Background: Erlotinib shows large inter-patient pharmacokinetic variability, but the impact of early drug exposure and genetic variations on the clinical outcomes of erlotinib remains fully investigated. The primary objective of this study was to clarify the population pharmacokinetics/pharmacodynamics of erlotinib in Japanese patients with non-small cell lung cancer (NSCLC). The secondary objective was to identify genetic determinant(s) for the cerebrospinal fluid (CSF) permeability of erlotinib and its active metabolite OSI-420.
Methods: A total of 88 patients treated with erlotinib (150 mg/day) were enrolled, and CSF samples were available from 23 of these patients with leptomeningeal metastases. Plasma and CSF concentrations of erlotinib and OSI-420 were measured by high-performance liquid chromatography with UV detection. Population pharmacokinetic analysis was performed with the nonlinear mixed-effects modelling program NONMEM. Germline mutations including ABCB1 (1236C>T, 2677G>T/A, 3435C>T), ABCG2 (421C>A), and CYP3A5 (6986A>G) polymorphisms, as well as somatic EGFR activating mutations if available, were examined. Early exposure to erlotinib and its safety/efficacy relationship were evaluated.
Results: The apparent clearance of erlotinib and OSI-420 were significantly decreased by 24 and 35 % in patients with the ABCG2 421A allele, respectively (p < 0.001), while ABCB1 and CYP3A5 polymorphisms did not affect their apparent clearance. The ABCG2 421A allele was significantly associated with increased CSF penetration for both erlotinib and OSI-420 (p < 0.05). Furthermore, the incidence of grade ≥2 diarrhea was significantly higher in patients harboring this mutant allele (p = 0.035). A multivariate logistic regression model showed that erlotinib trough (C0) levels on day 8 were an independent risk factor for the development of grade ≥2 diarrhea (p = 0.037) and skin rash (p = 0.031). Interstitial lung disease (ILD)-like events occurred in 3 patients (3.4 %), and the median value of erlotinib C0 levels adjacent to these events was approximately 3 times higher than that in patients who did not develop ILD (3253 versus 1107 ng/mL; p = 0.014).
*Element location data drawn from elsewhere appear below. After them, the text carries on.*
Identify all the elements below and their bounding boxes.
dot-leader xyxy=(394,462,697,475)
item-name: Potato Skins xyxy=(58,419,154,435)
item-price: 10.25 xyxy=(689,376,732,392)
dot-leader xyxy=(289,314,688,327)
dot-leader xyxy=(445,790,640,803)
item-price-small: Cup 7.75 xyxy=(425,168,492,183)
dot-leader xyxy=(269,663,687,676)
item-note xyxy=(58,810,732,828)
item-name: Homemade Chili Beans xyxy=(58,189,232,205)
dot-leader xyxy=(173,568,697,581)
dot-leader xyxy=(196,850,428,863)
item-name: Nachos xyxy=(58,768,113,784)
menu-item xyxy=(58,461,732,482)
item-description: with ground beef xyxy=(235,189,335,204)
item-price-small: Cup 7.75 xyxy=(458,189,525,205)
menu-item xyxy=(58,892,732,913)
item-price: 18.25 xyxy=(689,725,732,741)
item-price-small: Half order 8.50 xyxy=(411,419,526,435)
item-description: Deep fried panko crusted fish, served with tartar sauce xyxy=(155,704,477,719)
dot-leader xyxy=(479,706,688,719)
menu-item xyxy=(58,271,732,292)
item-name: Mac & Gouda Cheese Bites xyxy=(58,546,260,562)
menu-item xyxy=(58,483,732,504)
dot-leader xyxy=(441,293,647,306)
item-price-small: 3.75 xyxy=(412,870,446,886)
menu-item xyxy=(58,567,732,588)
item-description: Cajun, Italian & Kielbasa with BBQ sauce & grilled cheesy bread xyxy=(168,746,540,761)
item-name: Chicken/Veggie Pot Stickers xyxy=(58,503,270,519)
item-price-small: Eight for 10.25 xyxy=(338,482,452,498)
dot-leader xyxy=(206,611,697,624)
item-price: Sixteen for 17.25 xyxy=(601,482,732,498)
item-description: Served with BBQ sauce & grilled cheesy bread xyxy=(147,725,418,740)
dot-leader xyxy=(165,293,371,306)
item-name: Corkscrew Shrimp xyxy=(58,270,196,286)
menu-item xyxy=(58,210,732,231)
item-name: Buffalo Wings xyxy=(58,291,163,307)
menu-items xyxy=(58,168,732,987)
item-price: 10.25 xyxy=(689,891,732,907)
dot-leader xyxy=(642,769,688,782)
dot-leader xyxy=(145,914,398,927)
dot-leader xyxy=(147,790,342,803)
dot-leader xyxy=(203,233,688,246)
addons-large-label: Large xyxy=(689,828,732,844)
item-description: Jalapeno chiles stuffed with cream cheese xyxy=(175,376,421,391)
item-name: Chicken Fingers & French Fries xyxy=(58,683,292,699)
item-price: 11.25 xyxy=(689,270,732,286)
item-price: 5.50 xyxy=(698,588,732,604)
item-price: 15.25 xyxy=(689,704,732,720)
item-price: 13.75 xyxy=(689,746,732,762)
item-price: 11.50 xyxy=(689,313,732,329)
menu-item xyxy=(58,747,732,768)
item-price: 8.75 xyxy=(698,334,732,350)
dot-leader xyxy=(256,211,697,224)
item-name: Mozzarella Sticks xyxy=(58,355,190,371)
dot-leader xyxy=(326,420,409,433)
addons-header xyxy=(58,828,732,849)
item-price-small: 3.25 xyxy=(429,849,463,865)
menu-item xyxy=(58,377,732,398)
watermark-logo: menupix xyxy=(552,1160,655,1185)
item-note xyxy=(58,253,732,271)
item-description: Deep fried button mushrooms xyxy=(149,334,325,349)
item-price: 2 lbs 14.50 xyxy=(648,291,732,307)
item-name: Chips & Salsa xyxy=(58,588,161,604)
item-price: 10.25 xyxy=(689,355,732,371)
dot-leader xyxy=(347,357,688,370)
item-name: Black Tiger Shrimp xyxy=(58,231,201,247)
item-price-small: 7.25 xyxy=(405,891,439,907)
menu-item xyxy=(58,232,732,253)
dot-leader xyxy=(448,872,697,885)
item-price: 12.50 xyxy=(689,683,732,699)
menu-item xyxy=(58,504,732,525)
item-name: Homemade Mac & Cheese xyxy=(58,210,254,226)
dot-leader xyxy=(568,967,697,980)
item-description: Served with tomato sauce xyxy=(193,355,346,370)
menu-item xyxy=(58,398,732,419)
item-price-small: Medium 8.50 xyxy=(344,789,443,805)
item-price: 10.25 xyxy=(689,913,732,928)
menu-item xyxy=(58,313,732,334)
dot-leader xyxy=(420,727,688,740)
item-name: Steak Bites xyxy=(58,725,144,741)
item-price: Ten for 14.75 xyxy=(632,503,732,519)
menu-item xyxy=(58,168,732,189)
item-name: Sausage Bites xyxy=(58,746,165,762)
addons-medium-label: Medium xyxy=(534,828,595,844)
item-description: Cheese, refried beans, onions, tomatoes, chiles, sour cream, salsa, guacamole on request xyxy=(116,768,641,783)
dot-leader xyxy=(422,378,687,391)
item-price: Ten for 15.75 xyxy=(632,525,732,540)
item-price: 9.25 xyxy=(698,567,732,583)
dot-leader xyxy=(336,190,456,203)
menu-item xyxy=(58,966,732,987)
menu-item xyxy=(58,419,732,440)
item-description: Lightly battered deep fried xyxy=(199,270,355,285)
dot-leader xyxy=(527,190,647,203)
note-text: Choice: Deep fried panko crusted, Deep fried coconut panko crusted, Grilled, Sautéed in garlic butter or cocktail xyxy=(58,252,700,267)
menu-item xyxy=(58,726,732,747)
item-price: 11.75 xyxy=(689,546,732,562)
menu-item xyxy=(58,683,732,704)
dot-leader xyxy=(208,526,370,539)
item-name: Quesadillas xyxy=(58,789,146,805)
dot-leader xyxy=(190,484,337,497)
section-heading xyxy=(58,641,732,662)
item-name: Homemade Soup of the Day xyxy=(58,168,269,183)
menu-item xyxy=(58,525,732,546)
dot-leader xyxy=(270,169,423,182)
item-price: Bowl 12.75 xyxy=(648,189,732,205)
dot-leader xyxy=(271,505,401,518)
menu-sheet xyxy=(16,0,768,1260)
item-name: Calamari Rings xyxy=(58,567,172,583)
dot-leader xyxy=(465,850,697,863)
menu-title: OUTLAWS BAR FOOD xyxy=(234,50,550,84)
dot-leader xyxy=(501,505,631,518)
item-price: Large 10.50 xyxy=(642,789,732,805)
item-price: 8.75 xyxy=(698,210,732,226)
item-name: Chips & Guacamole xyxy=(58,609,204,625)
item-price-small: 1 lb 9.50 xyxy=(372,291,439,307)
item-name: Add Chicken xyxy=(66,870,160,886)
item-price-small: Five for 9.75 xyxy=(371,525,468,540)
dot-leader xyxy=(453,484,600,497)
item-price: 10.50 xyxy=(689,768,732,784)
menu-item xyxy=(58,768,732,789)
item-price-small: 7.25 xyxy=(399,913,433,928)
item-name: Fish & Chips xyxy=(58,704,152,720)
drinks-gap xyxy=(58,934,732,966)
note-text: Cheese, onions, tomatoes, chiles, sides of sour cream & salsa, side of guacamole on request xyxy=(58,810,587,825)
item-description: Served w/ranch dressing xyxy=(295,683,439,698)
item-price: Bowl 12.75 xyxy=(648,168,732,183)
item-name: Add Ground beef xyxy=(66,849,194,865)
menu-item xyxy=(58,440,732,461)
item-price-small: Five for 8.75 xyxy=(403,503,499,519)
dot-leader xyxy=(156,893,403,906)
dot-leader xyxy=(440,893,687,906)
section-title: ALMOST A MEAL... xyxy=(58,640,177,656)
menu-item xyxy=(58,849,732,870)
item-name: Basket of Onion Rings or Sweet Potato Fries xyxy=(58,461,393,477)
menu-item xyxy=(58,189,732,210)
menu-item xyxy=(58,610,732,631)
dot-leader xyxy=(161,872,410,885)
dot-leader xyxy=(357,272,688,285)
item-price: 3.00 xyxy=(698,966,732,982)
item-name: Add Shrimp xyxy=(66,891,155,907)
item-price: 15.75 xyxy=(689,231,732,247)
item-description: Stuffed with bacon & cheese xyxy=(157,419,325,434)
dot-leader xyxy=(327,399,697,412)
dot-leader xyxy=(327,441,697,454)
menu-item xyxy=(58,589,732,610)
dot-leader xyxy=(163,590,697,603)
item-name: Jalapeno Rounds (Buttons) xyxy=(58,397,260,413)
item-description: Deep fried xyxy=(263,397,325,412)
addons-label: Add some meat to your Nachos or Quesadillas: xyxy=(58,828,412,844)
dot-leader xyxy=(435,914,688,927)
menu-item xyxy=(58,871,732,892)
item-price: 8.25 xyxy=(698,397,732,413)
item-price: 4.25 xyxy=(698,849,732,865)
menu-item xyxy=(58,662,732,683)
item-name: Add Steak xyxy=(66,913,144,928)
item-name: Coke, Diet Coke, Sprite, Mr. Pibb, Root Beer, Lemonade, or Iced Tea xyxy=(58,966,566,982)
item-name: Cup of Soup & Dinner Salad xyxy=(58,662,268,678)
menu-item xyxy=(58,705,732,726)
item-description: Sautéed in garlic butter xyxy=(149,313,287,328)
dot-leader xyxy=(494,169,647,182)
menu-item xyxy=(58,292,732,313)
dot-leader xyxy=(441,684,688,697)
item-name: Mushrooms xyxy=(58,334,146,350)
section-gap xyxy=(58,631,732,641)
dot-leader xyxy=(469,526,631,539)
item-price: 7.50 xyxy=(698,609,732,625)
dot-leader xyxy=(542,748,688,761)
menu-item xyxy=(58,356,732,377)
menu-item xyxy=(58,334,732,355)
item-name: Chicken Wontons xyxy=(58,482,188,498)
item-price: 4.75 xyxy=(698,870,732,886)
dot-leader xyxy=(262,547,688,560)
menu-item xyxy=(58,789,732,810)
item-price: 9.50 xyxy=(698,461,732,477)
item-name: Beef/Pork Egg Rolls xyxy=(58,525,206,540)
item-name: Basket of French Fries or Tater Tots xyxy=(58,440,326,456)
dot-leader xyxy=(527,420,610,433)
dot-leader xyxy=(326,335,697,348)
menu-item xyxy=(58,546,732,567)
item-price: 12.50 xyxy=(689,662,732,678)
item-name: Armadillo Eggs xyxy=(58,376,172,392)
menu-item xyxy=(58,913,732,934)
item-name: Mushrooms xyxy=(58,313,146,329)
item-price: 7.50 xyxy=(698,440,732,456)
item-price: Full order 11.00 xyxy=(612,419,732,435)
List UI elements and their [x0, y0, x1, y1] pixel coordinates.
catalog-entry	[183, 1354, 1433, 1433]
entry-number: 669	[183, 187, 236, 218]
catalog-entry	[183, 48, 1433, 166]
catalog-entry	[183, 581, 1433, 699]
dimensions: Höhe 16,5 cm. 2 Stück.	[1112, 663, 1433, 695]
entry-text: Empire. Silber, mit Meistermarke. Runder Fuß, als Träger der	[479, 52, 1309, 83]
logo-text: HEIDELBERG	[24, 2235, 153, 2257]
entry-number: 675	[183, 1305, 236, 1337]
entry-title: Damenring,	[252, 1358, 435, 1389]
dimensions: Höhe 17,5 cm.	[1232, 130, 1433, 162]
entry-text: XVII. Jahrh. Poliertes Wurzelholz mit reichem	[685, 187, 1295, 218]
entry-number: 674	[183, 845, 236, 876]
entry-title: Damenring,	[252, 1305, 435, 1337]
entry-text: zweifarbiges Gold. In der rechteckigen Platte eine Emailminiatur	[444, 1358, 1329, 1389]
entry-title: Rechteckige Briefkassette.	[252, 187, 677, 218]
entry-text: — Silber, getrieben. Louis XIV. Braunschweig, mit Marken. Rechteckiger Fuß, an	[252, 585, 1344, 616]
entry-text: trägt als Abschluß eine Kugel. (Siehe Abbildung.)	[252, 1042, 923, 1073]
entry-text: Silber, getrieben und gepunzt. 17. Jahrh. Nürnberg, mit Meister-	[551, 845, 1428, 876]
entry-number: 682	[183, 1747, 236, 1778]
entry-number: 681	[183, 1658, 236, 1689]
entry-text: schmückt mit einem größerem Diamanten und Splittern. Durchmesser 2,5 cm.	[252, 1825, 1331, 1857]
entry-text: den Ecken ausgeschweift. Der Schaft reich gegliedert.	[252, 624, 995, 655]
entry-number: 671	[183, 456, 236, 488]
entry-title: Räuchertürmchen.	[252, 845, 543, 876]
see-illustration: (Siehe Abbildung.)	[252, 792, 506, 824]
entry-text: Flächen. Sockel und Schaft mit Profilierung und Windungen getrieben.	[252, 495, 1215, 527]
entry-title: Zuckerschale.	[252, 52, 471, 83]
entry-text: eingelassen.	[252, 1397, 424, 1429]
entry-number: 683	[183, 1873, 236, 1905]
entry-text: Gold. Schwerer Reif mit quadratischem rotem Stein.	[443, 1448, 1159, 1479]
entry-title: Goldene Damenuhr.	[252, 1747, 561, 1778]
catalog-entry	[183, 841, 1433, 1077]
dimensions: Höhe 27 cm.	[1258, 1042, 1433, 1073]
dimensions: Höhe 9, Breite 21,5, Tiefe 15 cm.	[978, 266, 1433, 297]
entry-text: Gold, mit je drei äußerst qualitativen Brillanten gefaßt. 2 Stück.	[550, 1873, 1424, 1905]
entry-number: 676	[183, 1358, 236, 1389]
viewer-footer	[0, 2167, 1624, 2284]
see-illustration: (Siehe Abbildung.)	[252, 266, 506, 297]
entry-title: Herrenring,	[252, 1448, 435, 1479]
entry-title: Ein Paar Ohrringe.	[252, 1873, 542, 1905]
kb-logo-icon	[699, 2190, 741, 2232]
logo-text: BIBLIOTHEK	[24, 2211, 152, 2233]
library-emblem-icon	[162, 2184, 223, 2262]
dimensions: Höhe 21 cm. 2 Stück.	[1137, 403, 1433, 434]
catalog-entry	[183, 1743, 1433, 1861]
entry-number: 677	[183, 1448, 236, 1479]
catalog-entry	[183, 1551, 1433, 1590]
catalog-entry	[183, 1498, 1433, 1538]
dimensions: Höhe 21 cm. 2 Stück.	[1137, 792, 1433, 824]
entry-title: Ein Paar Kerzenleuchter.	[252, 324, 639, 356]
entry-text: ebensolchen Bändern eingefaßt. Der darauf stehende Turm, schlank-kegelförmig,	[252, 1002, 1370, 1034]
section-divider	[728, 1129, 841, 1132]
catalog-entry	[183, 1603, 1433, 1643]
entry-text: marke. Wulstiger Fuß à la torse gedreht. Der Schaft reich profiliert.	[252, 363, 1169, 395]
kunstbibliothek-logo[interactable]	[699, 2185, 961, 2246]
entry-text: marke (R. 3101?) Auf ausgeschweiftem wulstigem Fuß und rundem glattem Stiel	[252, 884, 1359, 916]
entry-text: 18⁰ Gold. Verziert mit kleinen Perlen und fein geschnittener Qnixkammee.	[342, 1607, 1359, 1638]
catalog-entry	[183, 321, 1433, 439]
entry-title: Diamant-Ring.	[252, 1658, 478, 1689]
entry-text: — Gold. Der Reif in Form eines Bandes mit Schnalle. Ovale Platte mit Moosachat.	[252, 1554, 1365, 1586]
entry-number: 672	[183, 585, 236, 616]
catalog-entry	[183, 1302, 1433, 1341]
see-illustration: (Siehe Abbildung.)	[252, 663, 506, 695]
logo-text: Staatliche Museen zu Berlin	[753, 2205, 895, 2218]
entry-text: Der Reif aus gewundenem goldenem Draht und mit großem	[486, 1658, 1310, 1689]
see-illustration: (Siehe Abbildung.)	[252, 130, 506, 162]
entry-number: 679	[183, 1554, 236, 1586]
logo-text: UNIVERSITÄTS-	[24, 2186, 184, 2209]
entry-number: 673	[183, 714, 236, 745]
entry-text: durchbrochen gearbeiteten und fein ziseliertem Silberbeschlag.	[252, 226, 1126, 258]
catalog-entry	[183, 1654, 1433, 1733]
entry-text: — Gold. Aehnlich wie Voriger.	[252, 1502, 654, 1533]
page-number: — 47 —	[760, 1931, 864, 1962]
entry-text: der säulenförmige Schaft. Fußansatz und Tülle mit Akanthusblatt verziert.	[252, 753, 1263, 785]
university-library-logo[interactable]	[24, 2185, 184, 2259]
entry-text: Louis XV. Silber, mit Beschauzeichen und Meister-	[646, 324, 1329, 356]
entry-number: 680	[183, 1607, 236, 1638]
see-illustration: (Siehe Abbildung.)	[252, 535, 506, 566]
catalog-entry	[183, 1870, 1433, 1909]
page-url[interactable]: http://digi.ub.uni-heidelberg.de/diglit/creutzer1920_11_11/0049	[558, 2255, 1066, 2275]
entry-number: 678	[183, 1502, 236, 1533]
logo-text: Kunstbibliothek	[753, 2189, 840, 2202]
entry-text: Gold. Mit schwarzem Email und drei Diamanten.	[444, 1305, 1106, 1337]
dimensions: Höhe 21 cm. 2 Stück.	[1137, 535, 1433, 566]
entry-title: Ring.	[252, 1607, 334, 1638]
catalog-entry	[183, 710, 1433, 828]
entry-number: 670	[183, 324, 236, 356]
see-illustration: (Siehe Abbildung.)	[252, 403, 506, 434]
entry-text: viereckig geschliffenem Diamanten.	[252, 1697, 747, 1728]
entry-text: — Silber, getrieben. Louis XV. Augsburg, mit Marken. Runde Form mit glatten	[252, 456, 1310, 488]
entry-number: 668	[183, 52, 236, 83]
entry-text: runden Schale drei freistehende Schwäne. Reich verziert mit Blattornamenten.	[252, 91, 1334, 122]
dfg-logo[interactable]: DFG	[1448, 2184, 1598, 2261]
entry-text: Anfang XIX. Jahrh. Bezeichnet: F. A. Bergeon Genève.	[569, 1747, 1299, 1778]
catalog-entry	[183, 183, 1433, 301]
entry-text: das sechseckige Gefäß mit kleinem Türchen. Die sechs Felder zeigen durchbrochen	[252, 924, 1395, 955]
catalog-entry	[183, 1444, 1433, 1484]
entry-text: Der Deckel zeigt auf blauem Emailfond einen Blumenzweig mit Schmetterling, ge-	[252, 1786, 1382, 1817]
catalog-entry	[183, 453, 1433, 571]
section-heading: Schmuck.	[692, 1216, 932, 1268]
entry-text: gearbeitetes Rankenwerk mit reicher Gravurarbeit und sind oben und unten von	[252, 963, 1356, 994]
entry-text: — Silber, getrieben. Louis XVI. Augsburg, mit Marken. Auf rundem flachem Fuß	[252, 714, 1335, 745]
The objective response rate in the EGFR wild-type group was marginally higher in patients achieving higher erlotinib C0 levels (≥1711 ng/mL) than that in patients having lower erlotinib C0 levels (38 versus 5 %; p = 0.058), whereas no greater response was observed in the higher group (67 %) versus the lower group (77 %) within EGFR mutation-positive patients (p = 0.62).
Conclusions: ABCG2 can influence the apparent clearance of erlotinib and OSI-420, and their CSF permeabilities in patients with NSCLC. Our preliminary findings indicate that early exposure to erlotinib may be associated with the development of adverse events and that increased erlotinib exposure may be relevant to the antitumor effects in EGFR wild-type patients while having less of an impact on the tumor response in EGFR mutation-positive patients.